TPU chip memory can be divided into off-chip memory (i.e., Global Memory or GMEM) and on-chip memory (i.e., Local Memory or LMEM).

Usually the global memory is very large (e.g., 4GB) while the local memory is quite limited (e.g., 16MB).

In general, the amount of data and computation of neural network model is very large, so the OP of each layer usually needs to be sliced and put into local memory for operation, and then the result is saved to global memory.

LayerGroup enables as many OPs as possible to be executed in local memory after being sliced, so that it can avoid too many copy operations between local and global memory.

Problem to be solved:: How to keep Layer data in the limited local memory for computing, instead of repeatedly making copies between local and global memory.
Basic idea:: Slicing the N and H of activation, make the operation of each layer always in local memory, as shown in the figure (Network slicing example).

BackwardH

When slicing along the axis of H, the input and output H of most layers are consistent. But for Conv, Pool, etc., additional calculations are needed.

Take Conv for example, as shown in the figure (Convolutional BackwardH example).

Dividing the Mem Cycle

How to divide the group? First of all, list the lmem needed for each layer, which can be broadly classified into three categories:

Activation Tensor, which is used to save the input and output results, and is released directly after there is no user.
Weight, used to save the weights, released when there is no slice. Otherwise, always resides in the lmem.
Buffer, used for Layer operation to save intermediate results, released after use.

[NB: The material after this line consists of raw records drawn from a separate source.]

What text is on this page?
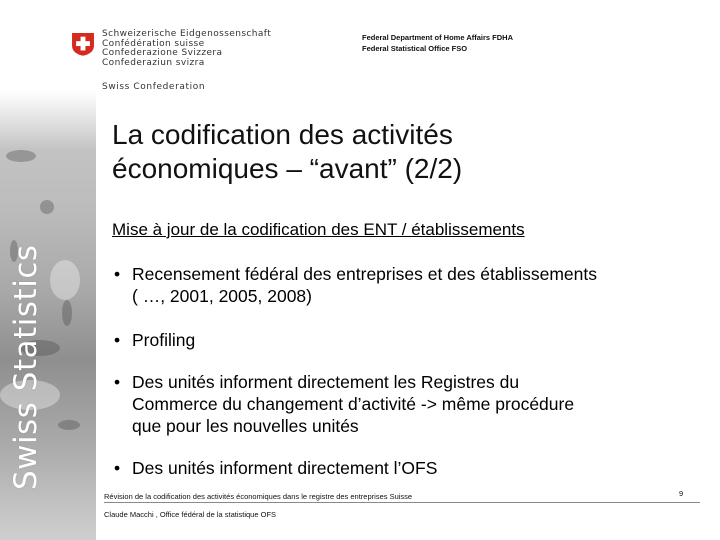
Swiss Statistics
Schweizerische Eidgenossenschaft
Confédération suisse
Confederazione Svizzera
Confederaziun svizra
Swiss Confederation
Federal Department of Home Affairs FDHA
Federal Statistical Office FSO
La codification des activités
économiques – “avant” (2/2)
Mise à jour de la codification des ENT / établissements
• Recensement fédéral des entreprises et des établissements
( …, 2001, 2005, 2008)
• Profiling
• Des unités informent directement les Registres du
Commerce du changement d’activité -> même procédure
que pour les nouvelles unités
• Des unités informent directement l’OFS
Révision de la codification des activités économiques dans le registre des entreprises Suisse	9
Claude Macchi , Office fédéral de la statistique OFS
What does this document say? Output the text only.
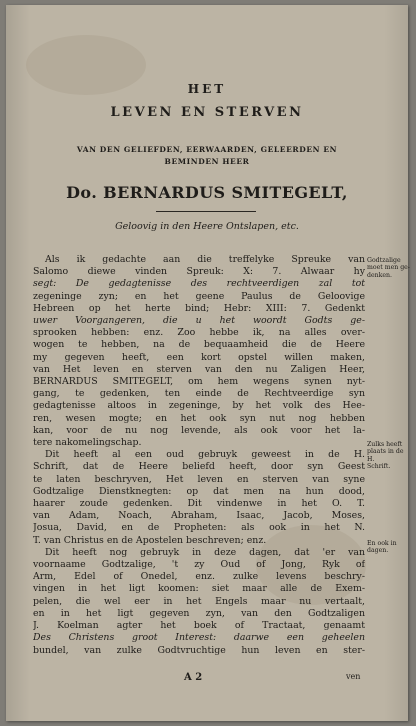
HET
LEVEN EN STERVEN
VAN DEN GELIEFDEN, EERWAARDEN, GELEERDEN EN
BEMINDEN HEER
Do. BERNARDUS SMITEGELT,
Geloovig in den Heere Ontslapen, etc.
Als ik gedachte aan die treffelyke Spreuke van
Salomo diewe vinden Spreuk: X: 7. Alwaar hy
segt: De gedagtenisse des rechtveerdigen zal tot
zegeninge zyn; en het geene Paulus de Geloovige
Hebreen op het herte bind; Hebr: XIII: 7. Gedenkt
uwer Voorgangeren, die u het woordt Godts ge-
sprooken hebben: enz. Zoo hebbe ik, na alles over-
wogen te hebben, na de bequaamheid die de Heere
my gegeven heeft, een kort opstel willen maken,
van Het leven en sterven van den nu Zaligen Heer,
BERNARDUS SMITEGELT, om hem wegens synen nyt-
gang, te gedenken, ten einde de Rechtveerdige syn
gedagtenisse altoos in zegeninge, by het volk des Hee-
ren, wesen mogte; en het ook syn nut nog hebben
kan, voor de nu nog levende, als ook voor het la-
tere nakomelingschap.
Dit heeft al een oud gebruyk geweest in de H.
Schrift, dat de Heere beliefd heeft, door syn Geest
te laten beschryven, Het leven en sterven van syne
Godtzalige Dienstknegten: op dat men na hun dood,
haarer zoude gedenken. Dit vindenwe in het O. T.
van Adam, Noach, Abraham, Isaac, Jacob, Moses,
Josua, David, en de Propheten: als ook in het N.
T. van Christus en de Apostelen beschreven; enz.
Dit heeft nog gebruyk in deze dagen, dat 'er van
voornaame Godtzalige, 't zy Oud of Jong, Ryk of
Arm, Edel of Onedel, enz. zulke levens beschry-
vingen in het ligt koomen: siet maar alle de Exem-
pelen, die wel eer in het Engels maar nu vertaalt,
en in het ligt gegeven zyn, van den Godtzaligen
J. Koelman agter het boek of Tractaat, genaamt
Des Christens groot Interest: daarwe een geheelen
bundel, van zulke Godtvruchtige hun leven en ster-
Godtzalige
moet men ge-
denken.
Zulks heeft
plaats in de H.
Schrift.
En ook in
dagen.
A 2	ven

Then configure the ids in a breadth-first manner, for example, as shown in the figure (LMEM’s ID assignment).

Then configure the period as shown in (TimeStep assignment).

Details of configuring period are as follows:

[T2,T7], which means that lmem should be requested at the beginning of T2 and released at the end of T7.
The original period of w4 should be [T5,T5], but it is corrected to [T2,T5], because w4 can be loaded at the same time when T2 does the convolution operation.
When N or H is sliced, weight does not need to be reloaded and its end point will be corrected to positive infinity.

LMEM Allocation

When the slice exists in N or H, weight is resident in LMEM so that each slice can use it.

At this point weight will be allocated first, as shown in the figure (Allocation in the case of slice)

When there is no slice, weight and activation are handled the same way, and released when not in use.

The allocation process at this point is shown in the figure (Allocation in the case of no slice).

Then the LMEM allocation problem can be converted into a problem of how to place these squares (note that these squares can only be moved left and right, not up and down).

In addition, LMEM allocation is better not to cross the bank.

The current strategy is to allocate them in order of op, giving priority to those with long timestep, followed by those with large LMEM.

Divide the optimal Group

At present, the group is divided from the tail to the head. N will be sliced first till the smallest unit, then H when it is needed.

When the network is very deep, because Conv, Pool and other operators have duplicate computation parts, too much H slice leads to too many duplicate parts.

In order to avoid too much duplication, it is considered as failed when the input of layer after backward has duplicated part of h_slice > h/2.

Example: if the input has h = 100, and it is sliced into two inputs, h[0, 80) and h[20, 100), then the duplicate part is 60. It is considered as failed. The repeated part is 40 when two inputs are h[0, 60) and h[20, 100), which is considered as success.